Of course the most powerful form of control is to stop contact with your grandchildren.
So, maybe we need to look at how we control ourselves and in fact take back control.
Everyone who is reading this blog, presumably, knows first hand about the feelings we encounter when we are prevented from those special relationships.
The hurt and isolation is beyond words.
There comes a time in any estrangement that we really do need to take back control.
Maybe that is today?
Estrangement can be all encompassing, it is there when we go to bed and in the morning and all too often in the middle of the night as well, it literally is with every breath we take.
Clearly this is not a healthy way for us to be living, and the only person who can turn it around is ourselves.
We can of course wrap ourselves up in a blanket of heartbreak, but if you notice, life is still actually going on all around us. People going about their daily business, whilst we waste away.
Most of us will have other family members who need us, who are desperately worried about us, who are at a loss of how to help us.
Is that fair on them?
So once we accept that we can’t change the situation we have to get that control.
I know, how do we do that?
We have to dig deep to engage that inner strength that we all have and start to put ourselves first.
Think carefully of how we react to this situation, and who is it impacting on?
Firstly it is impacting on us, it is preventing us from living our life, from finding joy in our life.
If we are allowing others to crush us so badly, they have won and they have accomplished what they were aiming for, to break us.
We are in a situation that we can not change, all the reading of ‘research’, scrolling through websites, will also not change the situation.
It is at this point where we have to reach acceptance.
Once we can acknowledge that acceptance we can look at how we can attempt to move forward.
Take small steps, make your target achievable, it could be arranging to meet up with a friend, it is true that if we listen to others we stop focussing on our own problems.
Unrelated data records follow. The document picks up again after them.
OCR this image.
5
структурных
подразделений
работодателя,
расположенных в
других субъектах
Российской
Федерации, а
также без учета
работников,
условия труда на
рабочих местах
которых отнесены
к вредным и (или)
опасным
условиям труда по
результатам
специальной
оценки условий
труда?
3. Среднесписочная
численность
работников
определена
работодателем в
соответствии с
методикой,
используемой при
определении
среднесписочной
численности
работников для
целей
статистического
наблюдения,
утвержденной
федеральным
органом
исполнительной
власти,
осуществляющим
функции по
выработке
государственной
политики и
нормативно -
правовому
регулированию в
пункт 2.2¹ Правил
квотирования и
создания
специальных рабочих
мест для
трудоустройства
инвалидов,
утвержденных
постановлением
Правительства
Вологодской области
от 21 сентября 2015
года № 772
Supporting or helping others is therapy in itself.
Just stepping out through our own front door can sometimes feel like a step to far, but if we do we can begin to rejoin some form of normality.
By taking back control doesn’t mean we have forgotten, but it allows us to live our lives to the best of our ability. It allows us to be the person we have always been, a person who is valued and loved. A person who has so much to offer those around us, a person who can make a positive difference.
Take a deep breath and make today, the day of change.